Prefeito Sekita sem condições morais para continuar no cargo

Prefeito Sekita sem condições morais para continuar no cargo

Para se ter idéia, contra esse governante, considerado réu reincidente, já existem cópias de representação criminal protocoladas no Tribunal de Contas, Ministério Público de São Gotardo, Delegacia de Crimes de Prefeito e Tribunal de Justiça. Esta Corte já encaminhou a ação à Procuradoria de Justiça de onde poderá emanar, nos próximos 40 dias, a ordem de cerceamento aos seus direitos de liberdade, além da cassação.

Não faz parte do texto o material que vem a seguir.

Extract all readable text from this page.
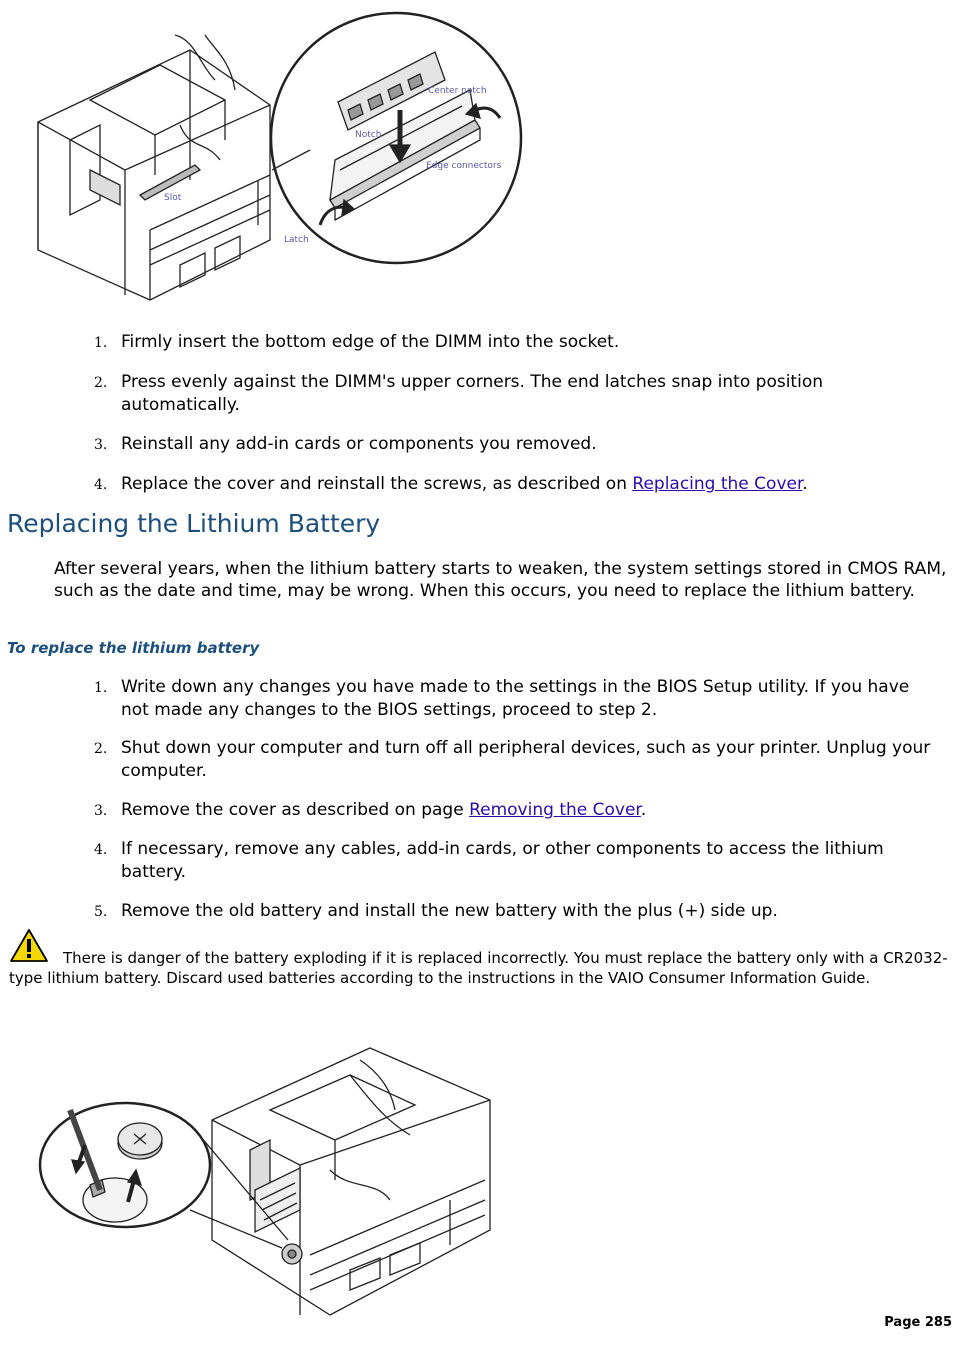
Center notch
Notch
Edge connectors
Slot
Latch
1. Firmly insert the bottom edge of the DIMM into the socket.
2. Press evenly against the DIMM's upper corners. The end latches snap into position automatically.
3. Reinstall any add-in cards or components you removed.
4. Replace the cover and reinstall the screws, as described on Replacing the Cover.
Replacing the Lithium Battery

After several years, when the lithium battery starts to weaken, the system settings stored in CMOS RAM, such as the date and time, may be wrong. When this occurs, you need to replace the lithium battery.

To replace the lithium battery

1. Write down any changes you have made to the settings in the BIOS Setup utility. If you have not made any changes to the BIOS settings, proceed to step 2.
2. Shut down your computer and turn off all peripheral devices, such as your printer. Unplug your computer.
3. Remove the cover as described on page Removing the Cover.
4. If necessary, remove any cables, add-in cards, or other components to access the lithium battery.
5. Remove the old battery and install the new battery with the plus (+) side up.

There is danger of the battery exploding if it is replaced incorrectly. You must replace the battery only with a CR2032-type lithium battery. Discard used batteries according to the instructions in the VAIO Consumer Information Guide.

Page 285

As irregularidades praticadas pelo prefeito de São Gotardo têm alguma semelhança com as do mandatário de Rio Paranaíba, Márcio Pereira, “Marcinho”, penalizado com afastamento pelo prazo de um ano por atrapalhar investigações. Contra ambos existem denúncias graves de desvio de recursos na área de Saúde. Porém, o caso de São Gotardo é muito mais grave, pois envolve fraudes em documentos e licitações, além dos rombos infinitamente superiores. Sem contar que Seiji é considerado reincidente.

Também na Corte Especial (ou Tribunal Pleno) do Tribunal de Justiça, composta de 27 desembargadores, se encontra em fase final de julgamento o recurso impetrado pelo prefeito, tentando sustar, sob alegação de inconstitucionalidade, a entrega do restante de documentos da prefeitura suspeitos de fraudes.

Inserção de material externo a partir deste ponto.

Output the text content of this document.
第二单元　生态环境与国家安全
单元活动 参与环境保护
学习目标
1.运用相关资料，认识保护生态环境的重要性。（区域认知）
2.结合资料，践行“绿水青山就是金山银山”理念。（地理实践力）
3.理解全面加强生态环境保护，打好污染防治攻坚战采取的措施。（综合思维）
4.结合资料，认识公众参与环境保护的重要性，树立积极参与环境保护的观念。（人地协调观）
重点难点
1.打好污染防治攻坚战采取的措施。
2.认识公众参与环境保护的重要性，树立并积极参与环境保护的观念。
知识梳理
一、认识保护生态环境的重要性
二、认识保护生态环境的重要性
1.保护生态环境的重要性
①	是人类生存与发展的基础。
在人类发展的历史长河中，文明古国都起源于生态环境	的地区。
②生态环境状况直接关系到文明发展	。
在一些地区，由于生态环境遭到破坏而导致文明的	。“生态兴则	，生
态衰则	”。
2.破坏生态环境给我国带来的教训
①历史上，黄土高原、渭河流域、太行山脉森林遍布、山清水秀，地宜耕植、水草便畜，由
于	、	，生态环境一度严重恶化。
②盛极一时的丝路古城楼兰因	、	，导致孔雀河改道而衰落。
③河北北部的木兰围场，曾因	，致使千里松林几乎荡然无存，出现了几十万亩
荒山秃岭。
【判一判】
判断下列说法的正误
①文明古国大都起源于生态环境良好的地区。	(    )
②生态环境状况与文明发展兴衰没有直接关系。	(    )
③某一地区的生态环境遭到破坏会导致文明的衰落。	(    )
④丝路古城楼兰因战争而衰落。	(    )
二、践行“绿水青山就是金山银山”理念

Presentemente, a ação se encontra deferida, mas dependente de ratificação por parte dos 27 membros do Tribunal Pleno. O governante, dificilmente, terá como sustentar tal defesa depois que foi anexada ao processo cópia do relatório acusando sua participação criminosa em falsificação de documentos e licitações.

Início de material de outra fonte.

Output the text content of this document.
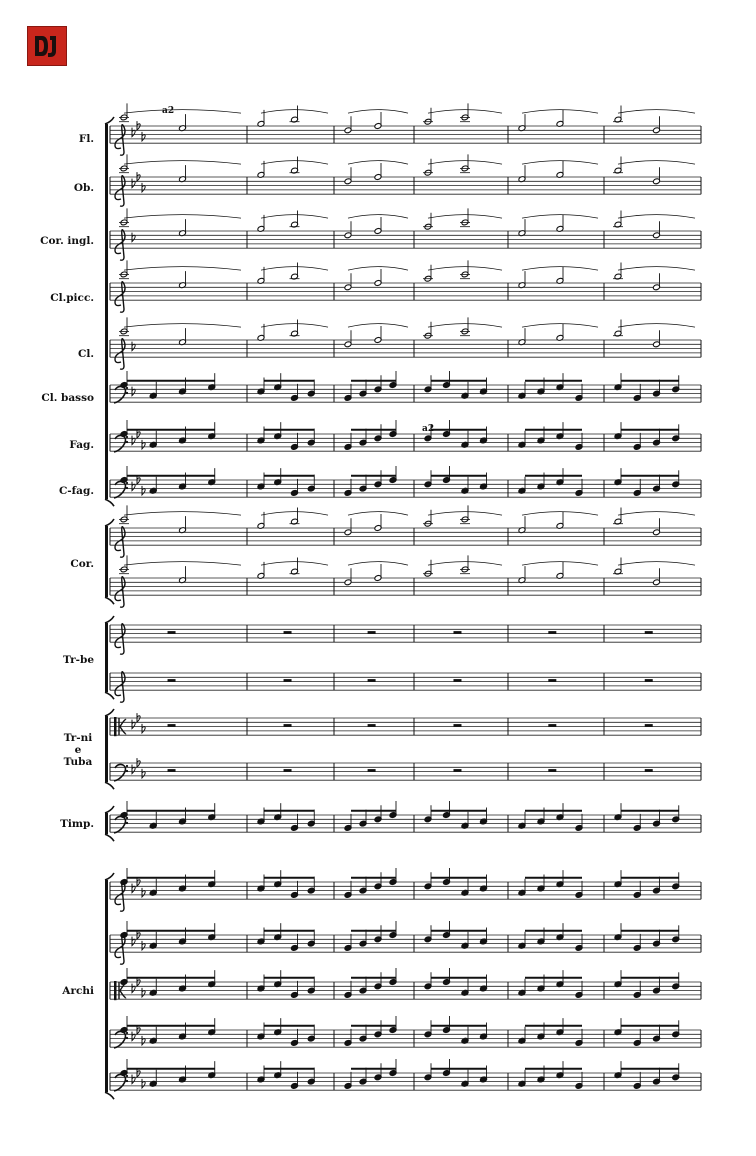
Fl.
Ob.
Cor. ingl.
Cl.picc.
Cl.
Cl. basso
Fag.
C-fag.
Cor.
Tr-be
Tr-ni
e
Tuba
Timp.
Archi
a2
a2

Nos meios jurídicos, se informa que assessores do prefeito de São Gotardo já não escondem a preocupação em torno de sua permanência no cargo. Seus advogados vão tentar mantê-lo na cadeira, por força de recursos, sem muitas esperanças, apenas para que ele não seja ejetado da poltrona antes de terminar os dois anos de mandato restantes, ou seja, uma saída  menos desonrosa.

A situação jurídica de Seiji Sekita é muito complicada e seu aparente ar de tranqüilidade, certamente, não reflete o que se passa com ele, alvo constante, daqui para frente, de todos os tipos de ações judiciais, não se incluindo o risco de ter cerceado seus direitos à liberdade. Ninguém pode estar tranquilo numa situação em que, além do risco de ser preso, ainda terá de devolver todo o dinheiro surrupiado. Já se sabe, com certeza, que o prefeito está “tirando” do seu nome todos os bens livres de débitos.

Manuel Bibiano, também reincidente, poderá ser preso. Breve, terá  de ir a SG prestar depoimentos.

Manuel Bibiano, também reincidente, poderá ser preso. Breve, terá de ir a SG prestar depoimentos.

O número de processos contra ele é muito grande e, no caso de ser afastado, não poderá contar com os privilégios da assistência de advogados pagos com dinheiro do contribuinte. A enxurrada de ações terá de ser bancada com seus próprios recursos. 

É certo também que o ex-prefeito cassado de Iguatama/MG, o falso consultor técnico-hospitalar Manuel Bibiano de Carvalho Neto acusado em sua cidade de ter cometido mais de  40 crimes, além de cúmplice de Sekita nas falcatruas perpetradas contra o povo de São Gotardo, deverá ser incurso nas mesmas penalidades. É também reincidente em crimes de corrupção contra o setor público e poderá também ser preso.